Une présentation sobre, presque discrète, loin des bruyants lancements de campagne d'Anne Hidalgo (PS) et de Nathalie Kosciusko-Morizet (UMP). Mardi matin, dans l'enceinte du Grand Parquet, une salle de spectacles "créée" par les écologistes rue d'Aubervilliers (18e), le candidat des écologistes Christophe Najdovski a imprimé le style Europe Ecologie-Les Verts (EELV) pour les municipales à Paris. Entouré des vingt têtes de listes d'arrondissements (dix hommes, dix femmes), il a vanté le "sérieux", "l'expérience" et le renouvellement de ses équipes dont le benjamin, Jonathan Sorel (27 ans), conduira la liste dans le 9e.
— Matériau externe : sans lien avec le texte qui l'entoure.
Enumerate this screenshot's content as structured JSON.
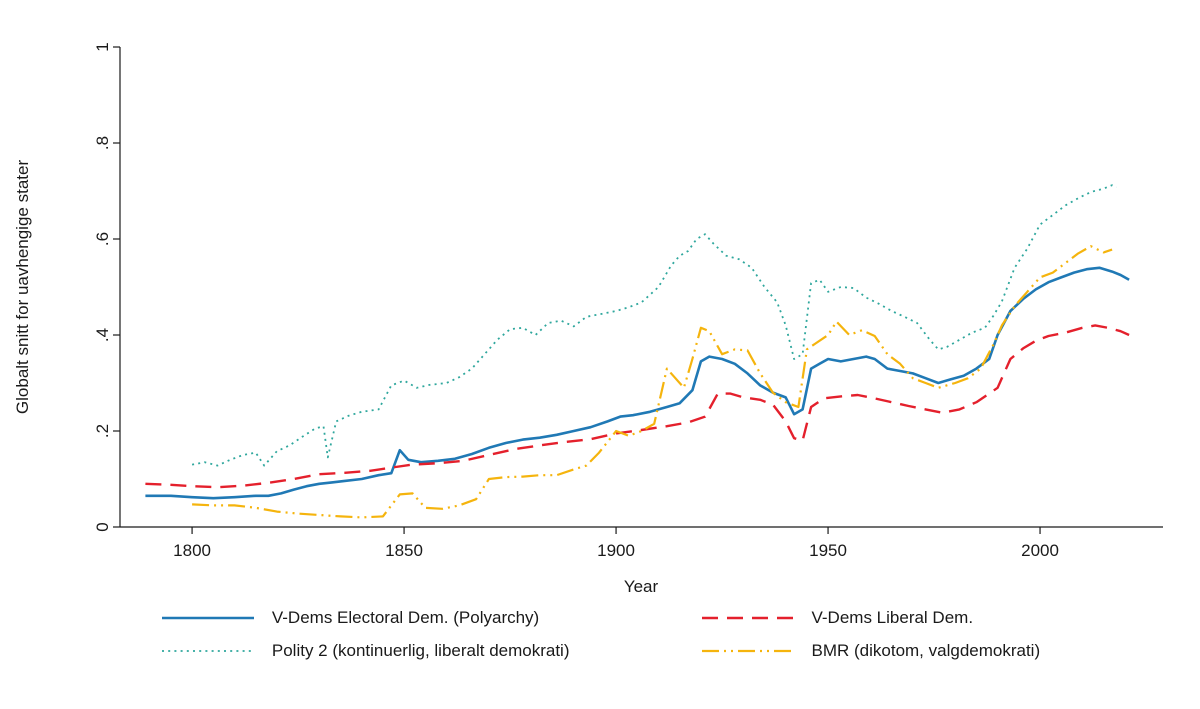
{
  "chart_data": {
    "type": "line",
    "title": "",
    "xlabel": "Year",
    "ylabel": "Globalt snitt for uavhengige stater",
    "xlim": [
      1783,
      2029
    ],
    "ylim": [
      0,
      1
    ],
    "grid": false,
    "legend_position": "bottom",
    "xticks": [
      1800,
      1850,
      1900,
      1950,
      2000
    ],
    "xtick_labels": [
      "1800",
      "1850",
      "1900",
      "1950",
      "2000"
    ],
    "yticks": [
      0,
      0.2,
      0.4,
      0.6,
      0.8,
      1
    ],
    "ytick_labels": [
      "0",
      ".2",
      ".4",
      ".6",
      ".8",
      "1"
    ],
    "axis_color": "#1a1a1a",
    "series": [
      {
        "name": "V-Dems Electoral Dem. (Polyarchy)",
        "color": "#2079b5",
        "style": "solid",
        "points": [
          [
            1789,
            0.065
          ],
          [
            1795,
            0.065
          ],
          [
            1800,
            0.062
          ],
          [
            1805,
            0.06
          ],
          [
            1810,
            0.062
          ],
          [
            1815,
            0.065
          ],
          [
            1818,
            0.065
          ],
          [
            1821,
            0.07
          ],
          [
            1824,
            0.078
          ],
          [
            1827,
            0.085
          ],
          [
            1830,
            0.09
          ],
          [
            1833,
            0.093
          ],
          [
            1836,
            0.096
          ],
          [
            1840,
            0.1
          ],
          [
            1844,
            0.108
          ],
          [
            1847,
            0.112
          ],
          [
            1849,
            0.16
          ],
          [
            1851,
            0.14
          ],
          [
            1854,
            0.135
          ],
          [
            1858,
            0.138
          ],
          [
            1862,
            0.142
          ],
          [
            1866,
            0.152
          ],
          [
            1870,
            0.165
          ],
          [
            1874,
            0.175
          ],
          [
            1878,
            0.182
          ],
          [
            1882,
            0.186
          ],
          [
            1886,
            0.192
          ],
          [
            1890,
            0.2
          ],
          [
            1894,
            0.208
          ],
          [
            1898,
            0.22
          ],
          [
            1901,
            0.23
          ],
          [
            1904,
            0.233
          ],
          [
            1908,
            0.24
          ],
          [
            1912,
            0.25
          ],
          [
            1915,
            0.258
          ],
          [
            1918,
            0.285
          ],
          [
            1920,
            0.345
          ],
          [
            1922,
            0.355
          ],
          [
            1925,
            0.35
          ],
          [
            1928,
            0.34
          ],
          [
            1931,
            0.32
          ],
          [
            1934,
            0.295
          ],
          [
            1937,
            0.28
          ],
          [
            1940,
            0.27
          ],
          [
            1942,
            0.235
          ],
          [
            1944,
            0.245
          ],
          [
            1946,
            0.33
          ],
          [
            1948,
            0.34
          ],
          [
            1950,
            0.35
          ],
          [
            1953,
            0.345
          ],
          [
            1956,
            0.35
          ],
          [
            1959,
            0.355
          ],
          [
            1961,
            0.35
          ],
          [
            1964,
            0.33
          ],
          [
            1967,
            0.325
          ],
          [
            1970,
            0.32
          ],
          [
            1973,
            0.31
          ],
          [
            1976,
            0.3
          ],
          [
            1979,
            0.308
          ],
          [
            1982,
            0.315
          ],
          [
            1985,
            0.33
          ],
          [
            1988,
            0.35
          ],
          [
            1990,
            0.4
          ],
          [
            1993,
            0.45
          ],
          [
            1996,
            0.475
          ],
          [
            1999,
            0.495
          ],
          [
            2002,
            0.51
          ],
          [
            2005,
            0.52
          ],
          [
            2008,
            0.53
          ],
          [
            2011,
            0.537
          ],
          [
            2014,
            0.54
          ],
          [
            2017,
            0.532
          ],
          [
            2019,
            0.525
          ],
          [
            2021,
            0.515
          ]
        ]
      },
      {
        "name": "V-Dems Liberal Dem.",
        "color": "#e4202c",
        "style": "dashed",
        "points": [
          [
            1789,
            0.09
          ],
          [
            1795,
            0.088
          ],
          [
            1800,
            0.085
          ],
          [
            1806,
            0.083
          ],
          [
            1812,
            0.086
          ],
          [
            1818,
            0.092
          ],
          [
            1824,
            0.1
          ],
          [
            1830,
            0.11
          ],
          [
            1836,
            0.113
          ],
          [
            1842,
            0.117
          ],
          [
            1848,
            0.125
          ],
          [
            1852,
            0.13
          ],
          [
            1858,
            0.133
          ],
          [
            1864,
            0.138
          ],
          [
            1870,
            0.15
          ],
          [
            1876,
            0.162
          ],
          [
            1882,
            0.17
          ],
          [
            1888,
            0.177
          ],
          [
            1894,
            0.183
          ],
          [
            1900,
            0.195
          ],
          [
            1906,
            0.202
          ],
          [
            1912,
            0.21
          ],
          [
            1917,
            0.218
          ],
          [
            1921,
            0.23
          ],
          [
            1924,
            0.278
          ],
          [
            1927,
            0.278
          ],
          [
            1930,
            0.27
          ],
          [
            1934,
            0.265
          ],
          [
            1937,
            0.255
          ],
          [
            1940,
            0.22
          ],
          [
            1942,
            0.185
          ],
          [
            1944,
            0.18
          ],
          [
            1946,
            0.25
          ],
          [
            1949,
            0.268
          ],
          [
            1953,
            0.272
          ],
          [
            1957,
            0.275
          ],
          [
            1961,
            0.268
          ],
          [
            1965,
            0.26
          ],
          [
            1969,
            0.252
          ],
          [
            1973,
            0.245
          ],
          [
            1977,
            0.238
          ],
          [
            1981,
            0.245
          ],
          [
            1985,
            0.26
          ],
          [
            1988,
            0.278
          ],
          [
            1990,
            0.29
          ],
          [
            1993,
            0.35
          ],
          [
            1996,
            0.372
          ],
          [
            1999,
            0.388
          ],
          [
            2002,
            0.398
          ],
          [
            2006,
            0.405
          ],
          [
            2010,
            0.415
          ],
          [
            2013,
            0.42
          ],
          [
            2016,
            0.415
          ],
          [
            2019,
            0.408
          ],
          [
            2021,
            0.4
          ]
        ]
      },
      {
        "name": "Polity 2 (kontinuerlig, liberalt demokrati)",
        "color": "#2fa79d",
        "style": "dotted",
        "points": [
          [
            1800,
            0.13
          ],
          [
            1803,
            0.135
          ],
          [
            1806,
            0.128
          ],
          [
            1809,
            0.14
          ],
          [
            1812,
            0.15
          ],
          [
            1815,
            0.155
          ],
          [
            1817,
            0.128
          ],
          [
            1820,
            0.158
          ],
          [
            1823,
            0.17
          ],
          [
            1826,
            0.188
          ],
          [
            1829,
            0.205
          ],
          [
            1831,
            0.21
          ],
          [
            1832,
            0.145
          ],
          [
            1834,
            0.22
          ],
          [
            1837,
            0.232
          ],
          [
            1840,
            0.24
          ],
          [
            1844,
            0.245
          ],
          [
            1847,
            0.295
          ],
          [
            1850,
            0.305
          ],
          [
            1853,
            0.29
          ],
          [
            1856,
            0.296
          ],
          [
            1860,
            0.3
          ],
          [
            1863,
            0.312
          ],
          [
            1866,
            0.33
          ],
          [
            1869,
            0.36
          ],
          [
            1872,
            0.39
          ],
          [
            1875,
            0.412
          ],
          [
            1878,
            0.415
          ],
          [
            1881,
            0.4
          ],
          [
            1884,
            0.425
          ],
          [
            1887,
            0.43
          ],
          [
            1890,
            0.418
          ],
          [
            1893,
            0.438
          ],
          [
            1896,
            0.443
          ],
          [
            1900,
            0.45
          ],
          [
            1903,
            0.458
          ],
          [
            1906,
            0.468
          ],
          [
            1910,
            0.5
          ],
          [
            1913,
            0.545
          ],
          [
            1915,
            0.565
          ],
          [
            1917,
            0.575
          ],
          [
            1919,
            0.6
          ],
          [
            1921,
            0.61
          ],
          [
            1923,
            0.59
          ],
          [
            1926,
            0.565
          ],
          [
            1929,
            0.558
          ],
          [
            1932,
            0.54
          ],
          [
            1935,
            0.5
          ],
          [
            1938,
            0.468
          ],
          [
            1940,
            0.42
          ],
          [
            1942,
            0.35
          ],
          [
            1944,
            0.36
          ],
          [
            1946,
            0.508
          ],
          [
            1948,
            0.515
          ],
          [
            1950,
            0.49
          ],
          [
            1953,
            0.5
          ],
          [
            1956,
            0.498
          ],
          [
            1959,
            0.478
          ],
          [
            1962,
            0.465
          ],
          [
            1965,
            0.45
          ],
          [
            1968,
            0.438
          ],
          [
            1971,
            0.425
          ],
          [
            1974,
            0.39
          ],
          [
            1976,
            0.37
          ],
          [
            1978,
            0.375
          ],
          [
            1981,
            0.39
          ],
          [
            1984,
            0.405
          ],
          [
            1987,
            0.415
          ],
          [
            1989,
            0.44
          ],
          [
            1991,
            0.47
          ],
          [
            1994,
            0.54
          ],
          [
            1997,
            0.58
          ],
          [
            2000,
            0.63
          ],
          [
            2003,
            0.65
          ],
          [
            2006,
            0.67
          ],
          [
            2009,
            0.685
          ],
          [
            2012,
            0.698
          ],
          [
            2015,
            0.705
          ],
          [
            2017,
            0.712
          ],
          [
            2018,
            0.708
          ]
        ]
      },
      {
        "name": "BMR (dikotom, valgdemokrati)",
        "color": "#f5b40d",
        "style": "dash-dot-dot",
        "points": [
          [
            1800,
            0.047
          ],
          [
            1805,
            0.045
          ],
          [
            1810,
            0.045
          ],
          [
            1815,
            0.04
          ],
          [
            1820,
            0.032
          ],
          [
            1825,
            0.028
          ],
          [
            1830,
            0.025
          ],
          [
            1835,
            0.022
          ],
          [
            1840,
            0.02
          ],
          [
            1845,
            0.022
          ],
          [
            1849,
            0.068
          ],
          [
            1852,
            0.07
          ],
          [
            1855,
            0.04
          ],
          [
            1859,
            0.038
          ],
          [
            1863,
            0.045
          ],
          [
            1867,
            0.058
          ],
          [
            1870,
            0.1
          ],
          [
            1874,
            0.104
          ],
          [
            1878,
            0.105
          ],
          [
            1882,
            0.108
          ],
          [
            1886,
            0.108
          ],
          [
            1890,
            0.12
          ],
          [
            1893,
            0.128
          ],
          [
            1896,
            0.155
          ],
          [
            1900,
            0.2
          ],
          [
            1903,
            0.19
          ],
          [
            1906,
            0.2
          ],
          [
            1909,
            0.215
          ],
          [
            1912,
            0.33
          ],
          [
            1914,
            0.31
          ],
          [
            1916,
            0.29
          ],
          [
            1918,
            0.35
          ],
          [
            1920,
            0.415
          ],
          [
            1922,
            0.408
          ],
          [
            1925,
            0.36
          ],
          [
            1928,
            0.37
          ],
          [
            1931,
            0.368
          ],
          [
            1934,
            0.32
          ],
          [
            1937,
            0.28
          ],
          [
            1940,
            0.26
          ],
          [
            1943,
            0.25
          ],
          [
            1945,
            0.37
          ],
          [
            1947,
            0.382
          ],
          [
            1950,
            0.4
          ],
          [
            1952,
            0.428
          ],
          [
            1955,
            0.4
          ],
          [
            1958,
            0.41
          ],
          [
            1961,
            0.398
          ],
          [
            1964,
            0.36
          ],
          [
            1967,
            0.34
          ],
          [
            1970,
            0.31
          ],
          [
            1973,
            0.3
          ],
          [
            1976,
            0.29
          ],
          [
            1980,
            0.3
          ],
          [
            1983,
            0.31
          ],
          [
            1986,
            0.33
          ],
          [
            1989,
            0.38
          ],
          [
            1991,
            0.42
          ],
          [
            1994,
            0.46
          ],
          [
            1997,
            0.49
          ],
          [
            2000,
            0.52
          ],
          [
            2003,
            0.53
          ],
          [
            2006,
            0.55
          ],
          [
            2009,
            0.57
          ],
          [
            2012,
            0.585
          ],
          [
            2015,
            0.572
          ],
          [
            2017,
            0.578
          ]
        ]
      }
    ]
  }
}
Les écologistes parisiens en ont donc fini avec le feu des projecteurs et renouent avec leur pratiques politiques. Oubliés, les lunettes rouges et les propos fracassants d'Eva Joly, candidate à la présidentielle en 2012. Oubliée, Cécile Duflot, la médiatique ministre du Logement qui a récemment écarté l'idée de briguer la mairie de Paris et dont le nom n'a pas été cité une seule fois mardi. "Nous ne croyons pas à l'homme ou à la femme providentielle. Nous comptons sur les larges compétences de cette équipe", tranche Célia Blauel, 31 ans, tête de liste dans le 14e arrondissement. 

"Un nouveau cycle politique"

Au risque de disparaître totalement dans une campagne polarisée sur Anne Hidalgo et sa rivale NKM ? "L'actuel maire de Paris ne se représentera pas en mars 2014. Nous entrons dans un nouveau cycle politique, veut croire Christophe Najdovski. Nous pouvons aller plus loin et un changement de cap est possible."

A défaut de vedettariat, les écologistes misent donc, pour "faire de Paris la capitale mondiale de l'écologie en 2020", sur la proximité avec les Parisiens. Une plateforme "collaborative et citoyenne" devra faire émerger un programme d'ici à l'automne. Et permettre de convaincre que la véritable écologie n'est pas celle des socialistes ni de la droite.